But she had no say in the matter, no say at all. The writhing mass pressed closer and closer to the windows, where some people were hesitating and others pushing the reluctant ones down and climbing on their backs or chests or bellies to launch themselves into the questionable safety of the stony shoreline below.

‘No, no, no!’ Ardel gasped, as the cluster around her mounted the fallen bodies and made it to the sill. She couldn’t look down, couldn’t steady herself, couldn’t even find a safe place to land, if there was such a place.

‘Stop it!’ she shouted to the crowd.

But then she was tumbling through space, curiously grateful, in those two or three seconds of free fall, to be out of the constrictor grasp of the surging crowd.

Then a jarring, breath-wrenching thud.

But she wasn’t badly injured. She’d landed on top of the man who’d jumped just before her. He lay, unconscious, on the outcrop of rock, the right side of his face torn open, jaw and cheek and arm shattered. She’d even landed more or less on her feet, and slid back on her butt, avoiding what would have been a catastrophic, torturous collision of her shattered shoulder and the cracked rock.

A massive spray of pungent salt water flared over Ardel and those around her, sprawled and sitting and crawling on the stone, cold as ice.

Screams from the victims, roaring from the water.

She rose, unsteadily, looking around, clutching her shoulder.

By now the police would be swarming the hall, and the gunman shot or arrested. She’d just stay here and—

‘Ah!’ Ardel barked a scream as one of the falling patrons landed directly behind her, propelling her off the rock.

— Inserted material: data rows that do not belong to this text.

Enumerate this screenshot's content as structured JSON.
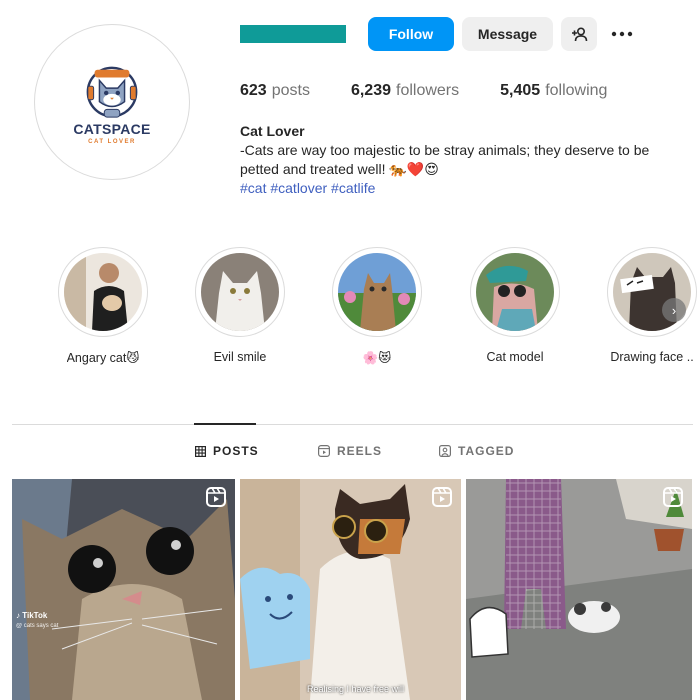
{
  "profile": {
    "logo_title": "CATSPACE",
    "logo_subtitle": "CAT LOVER",
    "username_redacted_color": "#0f9b98"
  },
  "actions": {
    "follow_label": "Follow",
    "message_label": "Message",
    "suggest_icon": "person-add-icon",
    "more_icon": "more-horizontal-icon"
  },
  "stats": {
    "posts_count": "623",
    "posts_label": "posts",
    "followers_count": "6,239",
    "followers_label": "followers",
    "following_count": "5,405",
    "following_label": "following"
  },
  "bio": {
    "name": "Cat Lover",
    "line1": "-Cats are way too majestic to be stray animals; they deserve to be",
    "line2": "petted and treated well! 🐅❤️😍",
    "hashtags": "#cat #catlover #catlife"
  },
  "highlights": [
    {
      "label": "Angary cat😼"
    },
    {
      "label": "Evil smile"
    },
    {
      "label": "🌸😻"
    },
    {
      "label": "Cat model"
    },
    {
      "label": "Drawing face .."
    }
  ],
  "tabs": {
    "posts": "POSTS",
    "reels": "REELS",
    "tagged": "TAGGED",
    "active": "POSTS"
  },
  "posts": {
    "post1_watermark": "TikTok",
    "post1_watermark_sub": "@ cats says cat",
    "post2_caption": "Realising I have free will"
  },
  "colors": {
    "accent": "#0095f6",
    "hashtag": "#3f5fbf",
    "secondary_text": "#737373",
    "border": "#dbdbdb"
  }
}
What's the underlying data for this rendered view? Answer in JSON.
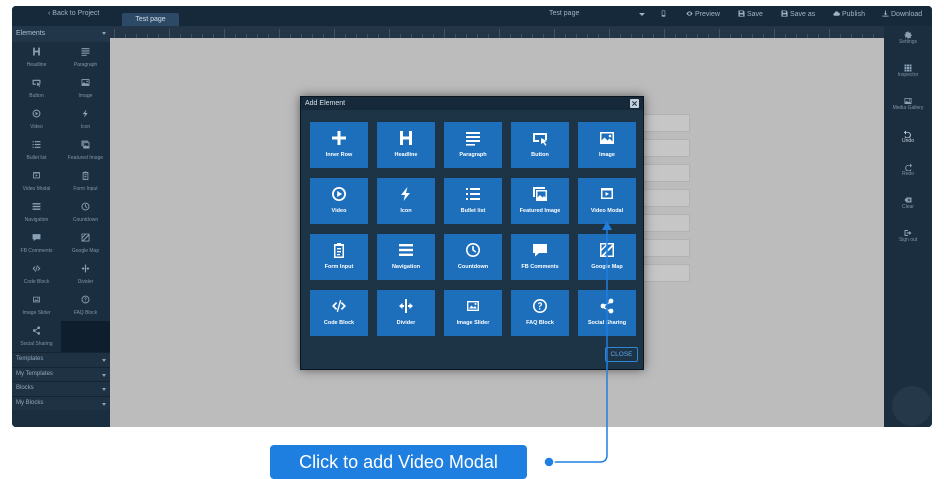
{
  "topbar": {
    "back_label": "Back to Project",
    "page_tab": "Test page",
    "page_select": "Test page",
    "buttons": [
      "Preview",
      "Save",
      "Save as",
      "Publish",
      "Download"
    ]
  },
  "left_sidebar": {
    "header": "Elements",
    "tools": [
      {
        "label": "Headline",
        "icon": "headline-icon"
      },
      {
        "label": "Paragraph",
        "icon": "paragraph-icon"
      },
      {
        "label": "Button",
        "icon": "button-icon"
      },
      {
        "label": "Image",
        "icon": "image-icon"
      },
      {
        "label": "Video",
        "icon": "video-icon"
      },
      {
        "label": "Icon",
        "icon": "bolt-icon"
      },
      {
        "label": "Bullet list",
        "icon": "bullet-list-icon"
      },
      {
        "label": "Featured Image",
        "icon": "featured-image-icon"
      },
      {
        "label": "Video Modal",
        "icon": "video-modal-icon"
      },
      {
        "label": "Form Input",
        "icon": "form-input-icon"
      },
      {
        "label": "Navigation",
        "icon": "navigation-icon"
      },
      {
        "label": "Countdown",
        "icon": "countdown-icon"
      },
      {
        "label": "FB Comments",
        "icon": "comments-icon"
      },
      {
        "label": "Google Map",
        "icon": "map-icon"
      },
      {
        "label": "Code Block",
        "icon": "code-icon"
      },
      {
        "label": "Divider",
        "icon": "divider-icon"
      },
      {
        "label": "Image Slider",
        "icon": "slider-icon"
      },
      {
        "label": "FAQ Block",
        "icon": "faq-icon"
      },
      {
        "label": "Social Sharing",
        "icon": "share-icon"
      }
    ],
    "sections": [
      "Templates",
      "My Templates",
      "Blocks",
      "My Blocks"
    ]
  },
  "right_sidebar": {
    "items": [
      {
        "label": "Settings",
        "icon": "gear-icon"
      },
      {
        "label": "Inspector",
        "icon": "inspector-icon"
      },
      {
        "label": "Media Gallery",
        "icon": "media-gallery-icon"
      },
      {
        "label": "Undo",
        "icon": "undo-icon"
      },
      {
        "label": "Redo",
        "icon": "redo-icon"
      },
      {
        "label": "Clear",
        "icon": "clear-icon"
      },
      {
        "label": "Sign out",
        "icon": "sign-out-icon"
      }
    ]
  },
  "modal": {
    "title": "Add Element",
    "tiles": [
      {
        "label": "Inner Row",
        "icon": "plus-icon"
      },
      {
        "label": "Headline",
        "icon": "headline-icon"
      },
      {
        "label": "Paragraph",
        "icon": "paragraph-icon"
      },
      {
        "label": "Button",
        "icon": "button-icon"
      },
      {
        "label": "Image",
        "icon": "image-icon"
      },
      {
        "label": "Video",
        "icon": "video-icon"
      },
      {
        "label": "Icon",
        "icon": "bolt-icon"
      },
      {
        "label": "Bullet list",
        "icon": "bullet-list-icon"
      },
      {
        "label": "Featured Image",
        "icon": "featured-image-icon"
      },
      {
        "label": "Video Modal",
        "icon": "video-modal-icon"
      },
      {
        "label": "Form Input",
        "icon": "form-input-icon"
      },
      {
        "label": "Navigation",
        "icon": "navigation-icon"
      },
      {
        "label": "Countdown",
        "icon": "countdown-icon"
      },
      {
        "label": "FB Comments",
        "icon": "comments-icon"
      },
      {
        "label": "Google Map",
        "icon": "map-icon"
      },
      {
        "label": "Code Block",
        "icon": "code-icon"
      },
      {
        "label": "Divider",
        "icon": "divider-icon"
      },
      {
        "label": "Image Slider",
        "icon": "slider-icon"
      },
      {
        "label": "FAQ Block",
        "icon": "faq-icon"
      },
      {
        "label": "Social Sharing",
        "icon": "share-icon"
      }
    ],
    "close_label": "CLOSE"
  },
  "annotation": {
    "text": "Click to add Video Modal",
    "color": "#1f7fe0"
  },
  "colors": {
    "tile": "#1e6fbb",
    "accent": "#1f7fe0"
  }
}
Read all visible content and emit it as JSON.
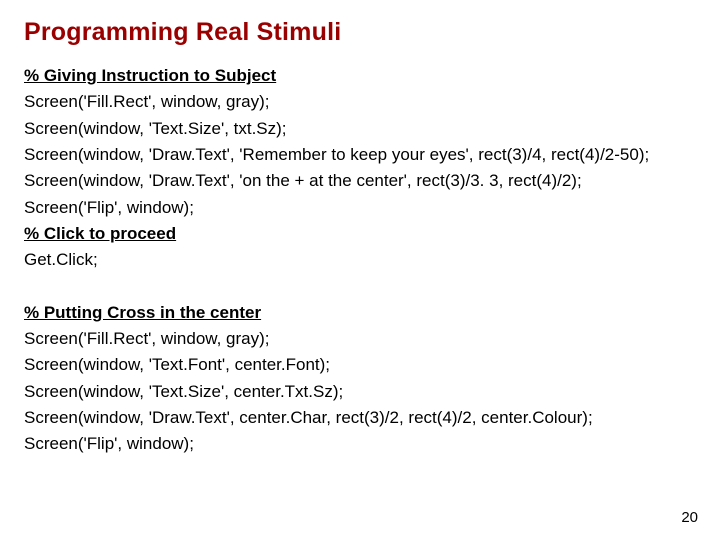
{
  "title": "Programming Real Stimuli",
  "section1": {
    "comment1": "% Giving Instruction to Subject",
    "l1": "Screen('Fill.Rect', window, gray);",
    "l2": "Screen(window, 'Text.Size', txt.Sz);",
    "l3": "Screen(window, 'Draw.Text', 'Remember to keep your eyes', rect(3)/4, rect(4)/2-50);",
    "l4": "Screen(window, 'Draw.Text', 'on the + at the center', rect(3)/3. 3, rect(4)/2);",
    "l5": "Screen('Flip', window);",
    "comment2": "% Click to proceed",
    "l6": "Get.Click;"
  },
  "section2": {
    "comment1": "% Putting Cross in the center",
    "l1": "Screen('Fill.Rect', window, gray);",
    "l2": "Screen(window, 'Text.Font', center.Font);",
    "l3": "Screen(window, 'Text.Size', center.Txt.Sz);",
    "l4": "Screen(window, 'Draw.Text', center.Char, rect(3)/2, rect(4)/2, center.Colour);",
    "l5": "Screen('Flip', window);"
  },
  "page_number": "20"
}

She stumbled forward and fell into the raging water.

A wave was now receding, pulling her in the undertow, fast, away from the shore.

She inhaled at the pain and got only water. Retching, coughing, looking back for help, looking back to see how far she was from shore. Fifteen feet, then twenty, more. The chill stole her breath and her body began to shut down.

She glanced at her useless right arm, floating limp in the water.

Not that it mattered: even if it had worked perfectly fine, there was nothing she could do. Ardel Hopkins couldn’t swim a stroke.

Chapter 32

Antioch March had returned from the Bay View Center and was sitting in his Honda parked about five blocks away from the venue, near the Sardine Factory, the wonderful restaurant featured in Play Misty For Me , the harrowing movie by Clint Eastwood. It was one of March’s favorite flicks, about a beautiful woman obsessed with a radio disk jockey. Psychotically obsessed.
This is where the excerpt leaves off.